Hacker News new | ask | show | jobs
by stolio 4187 days ago
I thought the bear picture was maybe the best part of the article. Compression is tricky, multiband even more so, and the type of multiband compression they're using is even harder to wrap your head around (there are two ways (that I know of) to do what they're doing but I doubt they want to talk about which one they use.)

It's a great layman's explanation, but if you have a better one I'd love to see it.

1 comments

I think the point of the bear picture isn't that you can't see half the bear, but rather that (to continue the visual analogy) you can't see half of the bear's colors. How do you fix something that you can't perceive? You can change the missing colors to something that you can see, but you end up distorting the original image.

In the soundcloud samples, if I can't hear anything above a certain frequency, making them louder isn't going to help. You can drop the frequency of those things, but my guess is that it's going to sound pretty ugly. It would be interesting to listen to a sample that has everything above a certain frequency pitch-shifted downwards.

Here's how I took it: if you're just losing sensitivity at a particular frequency then you may only hear sounds in the 40-100dB range, below it's too quiet to register and above it's painful. That's a lot of information to lose but you can smash the 1-100dB range into the 40-100dB range. If you choose to you could even smash the 1-60dB range into the 40-60dB range (or pick whatever numbers) and leave everything above that relatively untouched. This is a fairly common sound engineering technique to fill out a sound without destroying its dynamics.
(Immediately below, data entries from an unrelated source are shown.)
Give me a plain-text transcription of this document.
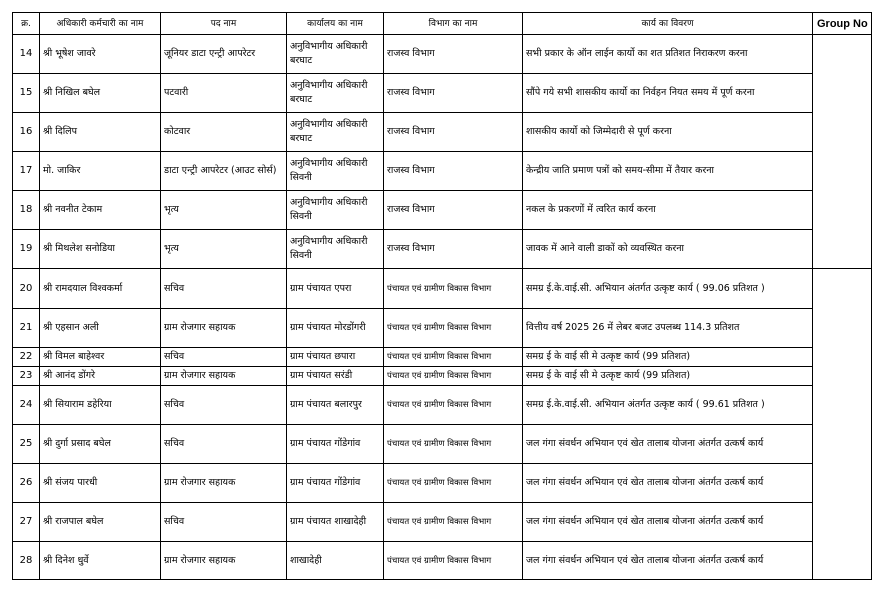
क्र.	अधिकारी कर्मचारी का नाम	पद नाम	कार्यालय का नाम	विभाग का नाम	कार्य का विवरण	Group No
14	श्री भूषेश जावरे	जूनियर डाटा एन्ट्री आपरेटर	अनुविभागीय अधिकारी बरघाट	राजस्व विभाग	सभी प्रकार के ऑन लाईन कार्यो का शत प्रतिशत निराकरण करना	
15	श्री निखिल बघेल	पटवारी	अनुविभागीय अधिकारी बरघाट	राजस्व विभाग	सौंपे गये सभी शासकीय कार्यो का निर्वहन नियत समय में पूर्ण करना	
16	श्री दिलिप	कोटवार	अनुविभागीय अधिकारी बरघाट	राजस्व विभाग	शासकीय कार्यो को जिम्मेदारी से पूर्ण करना	
17	मो. जाकिर	डाटा एन्ट्री आपरेटर (आउट सोर्स)	अनुविभागीय अधिकारी सिवनी	राजस्व विभाग	केन्द्रीय जाति प्रमाण पत्रों को समय-सीमा में तैयार करना	
18	श्री नवनीत टेकाम	भृत्य	अनुविभागीय अधिकारी सिवनी	राजस्व विभाग	नकल के प्रकरणों में त्वरित कार्य करना	
19	श्री मिथलेश सनोडिया	भृत्य	अनुविभागीय अधिकारी सिवनी	राजस्व विभाग	जावक में आने वाली डाकों को व्यवस्थित करना	
20	श्री रामदयाल विश्वकर्मा	सचिव	ग्राम पंचायत एपरा	पंचायत एवं ग्रामीण विकास विभाग	समग्र ई.के.वाई.सी. अभियान अंतर्गत उत्कृष्ट कार्य ( 99.06 प्रतिशत )	
21	श्री एहसान अली	ग्राम रोजगार सहायक	ग्राम पंचायत मोरडोंगरी	पंचायत एवं ग्रामीण विकास विभाग	वित्तीय वर्ष 2025 26 में लेबर बजट उपलब्ध 114.3 प्रतिशत	
22	श्री विमल बाहेश्वर	सचिव	ग्राम पंचायत छपारा	पंचायत एवं ग्रामीण विकास विभाग	समग्र ई के वाई सी मे उत्कृष्ट कार्य (99 प्रतिशत)	
23	श्री आनंद डोंगरे	ग्राम रोजगार सहायक	ग्राम पंचायत सरंडी	पंचायत एवं ग्रामीण विकास विभाग	समग्र ई के वाई सी मे उत्कृष्ट कार्य (99 प्रतिशत)	
24	श्री सियाराम डहेरिया	सचिव	ग्राम पंचायत बलारपुर	पंचायत एवं ग्रामीण विकास विभाग	समग्र ई.के.वाई.सी. अभियान अंतर्गत उत्कृष्ट कार्य ( 99.61 प्रतिशत )	
25	श्री दुर्गा प्रसाद बघेल	सचिव	ग्राम पंचायत गोंडेगांव	पंचायत एवं ग्रामीण विकास विभाग	जल गंगा संवर्धन अभियान एवं खेत तालाब योजना अंतर्गत उत्कर्ष कार्य	
26	श्री संजय पारधी	ग्राम रोजगार सहायक	ग्राम पंचायत गोंडेगांव	पंचायत एवं ग्रामीण विकास विभाग	जल गंगा संवर्धन अभियान एवं खेत तालाब योजना अंतर्गत उत्कर्ष कार्य	
27	श्री राजपाल बघेल	सचिव	ग्राम पंचायत शाखादेही	पंचायत एवं ग्रामीण विकास विभाग	जल गंगा संवर्धन अभियान एवं खेत तालाब योजना अंतर्गत उत्कर्ष कार्य	
28	श्री दिनेश धुर्वे	ग्राम रोजगार सहायक	शाखादेही	पंचायत एवं ग्रामीण विकास विभाग	जल गंगा संवर्धन अभियान एवं खेत तालाब योजना अंतर्गत उत्कर्ष कार्य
So if you picture a scale next to the bear picture from 1-100, then the bottom part of the bear is what's beneath the (effective) noise floor for that frequency. To extend the analogy to multiband compression you'd have maybe 10 bears next to each other, each missing different amounts and each needing a slightly different smashing to lift the bottom of the picture into the visible range.

edit: I think people are assuming that the frequency content of the bear picture corresponds to the frequency content of sound (they're all signals, right?) but to me it's a much more basic analogy. To do it that way you'd have to be turning up the soft reds or something to that effect, but rods and cones being what they are we don't lose vision in a comparable way to how we lose hearing so I don't think there's a good, intuitive visual analog in that sense.